Demographics
Main article: Demographics of Germany
Germany has at least 7 million foreign residents, including those granted political asylum, guest workers (Gastarbeiter), and their dependants. Germany is a primary destination for political and economic refugees from many developing countries.
An ethnic Danish minority lives in the north, a small Slavic minority known as the Sorbs lives chiefly in Saxony. The Frisian language, considered the language closest to English language, is mother tongue for about 12,000 speakers in Germany. In rural areas of Northern Germany Low Saxon widely is spoken.
Immigration has also created a sizeable Turkish minority, and other smaller minorities including Croats, Italians, Russians and Poles.
Christianity is the major religion, with Protestants (particularly in the north) comprising 38% of the population and Catholics (particularly in the south) 34%. There is also a noticeable Islamic minority of 1.7%, while the rest (26.3%) is either unaffiliated or belongs to smaller religious minorities.

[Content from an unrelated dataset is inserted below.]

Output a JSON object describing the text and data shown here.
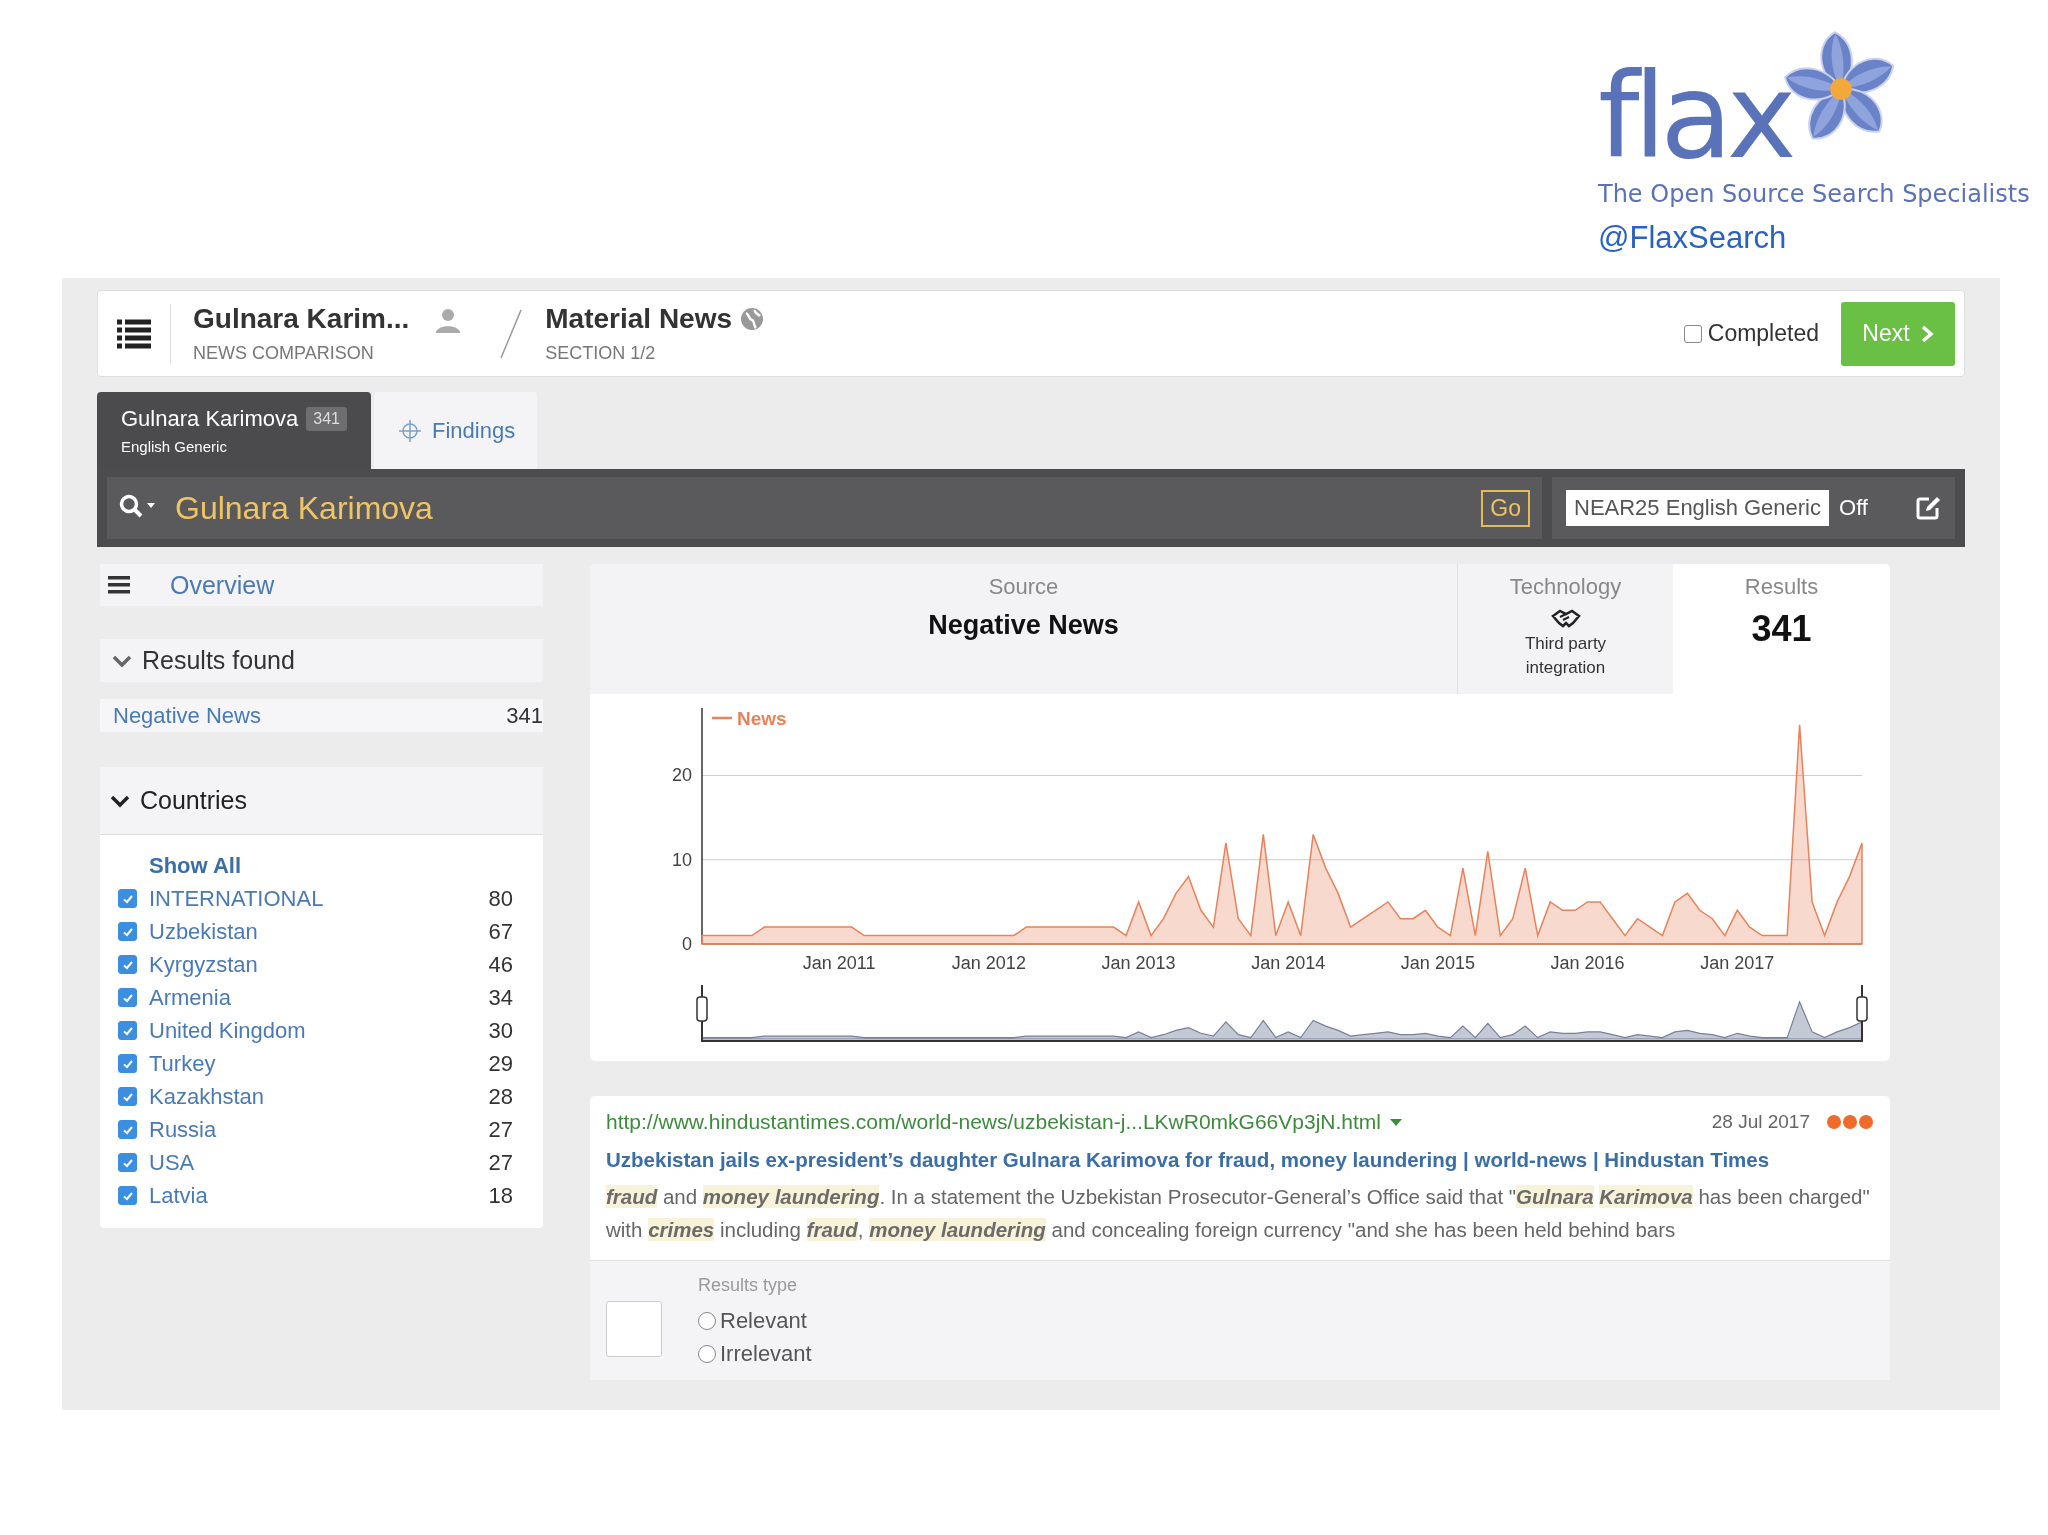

Germany has one of the world's highest levels of education, technological development, and economic productivity. Since the end of World War II, the number of youths entering universities has more than tripled, and the trade and technical schools of Germany are among the world's best. With a per capita income level of about $25,000, Germany is a broadly middle class society. A generous social welfare system provides for universal medical care, unemployment compensation, and other social needs. Germans also are mobile; millions travel abroad each year.
Culture
Main article: Culture of Germany
Germany's contributions to the world's cultural heritage are numerous. Germany was the birthplace of composers such as Beethoven, Bach, Brahms, and Wagner; poets such as Goethe and Schiller; philosophers including Kant, Hegel, Marx and Nietzsche; and scientists including Einstein, Born and Planck. It was also the birthplace of the Bauhaus movement.

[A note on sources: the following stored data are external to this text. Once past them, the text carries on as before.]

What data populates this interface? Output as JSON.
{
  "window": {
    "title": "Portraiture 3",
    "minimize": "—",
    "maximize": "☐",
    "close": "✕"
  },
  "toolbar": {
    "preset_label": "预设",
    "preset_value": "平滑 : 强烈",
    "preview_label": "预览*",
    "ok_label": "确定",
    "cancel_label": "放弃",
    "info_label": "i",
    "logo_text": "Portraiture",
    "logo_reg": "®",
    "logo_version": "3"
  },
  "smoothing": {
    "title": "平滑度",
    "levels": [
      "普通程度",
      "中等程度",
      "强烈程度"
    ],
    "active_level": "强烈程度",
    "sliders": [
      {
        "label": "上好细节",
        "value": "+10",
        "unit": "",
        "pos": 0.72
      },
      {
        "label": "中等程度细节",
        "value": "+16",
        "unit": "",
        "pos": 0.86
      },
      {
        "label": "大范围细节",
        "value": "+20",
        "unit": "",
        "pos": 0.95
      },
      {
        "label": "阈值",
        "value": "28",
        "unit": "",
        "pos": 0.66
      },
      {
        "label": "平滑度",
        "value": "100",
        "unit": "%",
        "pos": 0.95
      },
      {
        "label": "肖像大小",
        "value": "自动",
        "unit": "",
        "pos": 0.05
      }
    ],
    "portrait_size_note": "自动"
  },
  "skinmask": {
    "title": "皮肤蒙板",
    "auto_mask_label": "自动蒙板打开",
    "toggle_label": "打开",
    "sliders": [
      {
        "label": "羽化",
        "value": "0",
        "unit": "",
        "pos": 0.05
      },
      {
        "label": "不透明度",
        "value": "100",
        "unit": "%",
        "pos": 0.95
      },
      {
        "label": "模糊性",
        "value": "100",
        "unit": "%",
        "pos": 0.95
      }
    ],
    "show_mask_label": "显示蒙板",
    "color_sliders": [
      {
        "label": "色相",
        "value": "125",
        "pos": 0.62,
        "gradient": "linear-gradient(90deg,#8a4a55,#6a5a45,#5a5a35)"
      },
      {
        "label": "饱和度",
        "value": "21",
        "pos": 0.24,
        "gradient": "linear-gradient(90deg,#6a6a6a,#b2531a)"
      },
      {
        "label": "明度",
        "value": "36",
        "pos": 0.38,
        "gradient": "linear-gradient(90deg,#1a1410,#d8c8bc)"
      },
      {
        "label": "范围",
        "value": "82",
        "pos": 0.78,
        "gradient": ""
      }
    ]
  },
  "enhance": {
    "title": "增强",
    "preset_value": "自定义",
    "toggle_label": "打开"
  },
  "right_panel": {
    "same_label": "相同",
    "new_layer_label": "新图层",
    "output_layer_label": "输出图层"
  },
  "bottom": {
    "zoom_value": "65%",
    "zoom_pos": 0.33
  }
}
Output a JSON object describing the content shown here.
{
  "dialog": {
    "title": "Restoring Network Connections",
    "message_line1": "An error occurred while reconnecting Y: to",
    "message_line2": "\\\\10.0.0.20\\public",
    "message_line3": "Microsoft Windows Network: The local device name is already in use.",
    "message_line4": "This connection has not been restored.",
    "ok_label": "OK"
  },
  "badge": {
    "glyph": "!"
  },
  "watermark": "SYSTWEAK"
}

The German language was once the lingua franca of central Europe. Many important historical figures, though not German in the modern sense, were nevertheless immersed in the German culture, for example Wolfgang Amadeus Mozart, Franz Kafka and Copernicus.
Religion
Roman Catholicism was Germany's top religion in the 15th century, but the religious movement commonly known as the Reformation changed this drastically. In 1517 Martin Luther challenged this religion as he saw it as a commercialization of his faith. Through this, he altered the course of European and world history and established Protestantism, the largest confession in Germany today.
Before World War II, about two-thirds of the German population was Protestant and one-third was Roman Catholic. In the north and northeast of Germany especially, Protestants dominated.

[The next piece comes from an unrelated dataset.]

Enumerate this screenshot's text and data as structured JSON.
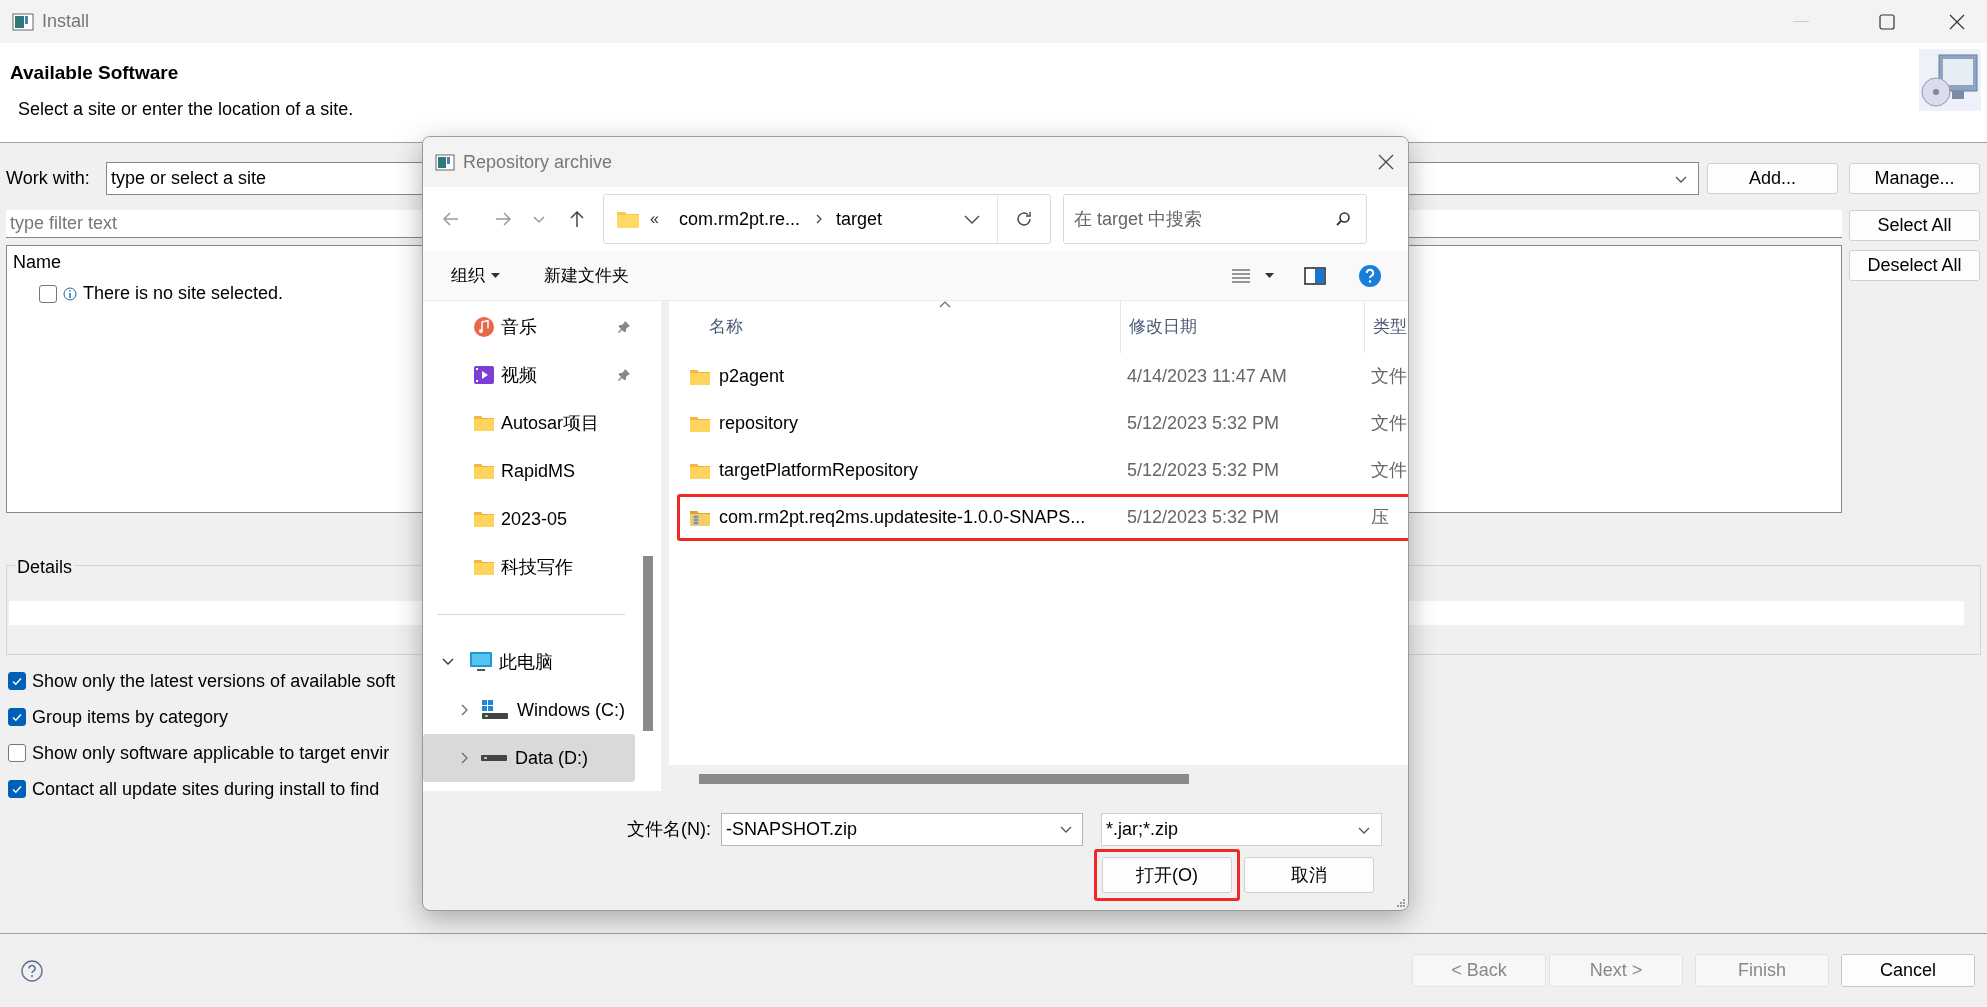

The Grundgesetz, Germany's constitution, guarantees freedom of faith and religion. It also states that no one may be discriminated against due to their faith or religious opinions.
Today Germany, especially its capital Berlin, has the fastest growing Jewish community worldwide. Some ten thousands of Jews from the former Eastern Bloc settled in Germany since the fall of the Berlin wall. The experiences during the Nazi era, a cosmopolitan and anti-nationalistic post-war education and especially the political 68ies movement created just the right tolerant atmosphere in Germany, which still is missing in some post-communist states.
Currently about two thirds of the German population, more than 55 million people, officially belong to a Christian denomination, although most of them take no part in church life. Nearly half of them are Protestants and nearly half of them Roman Catholics. Most German Protestants are members of the Evangelical Church in Germany. Approximately three million Muslims and 160,000 Jews live in Germany.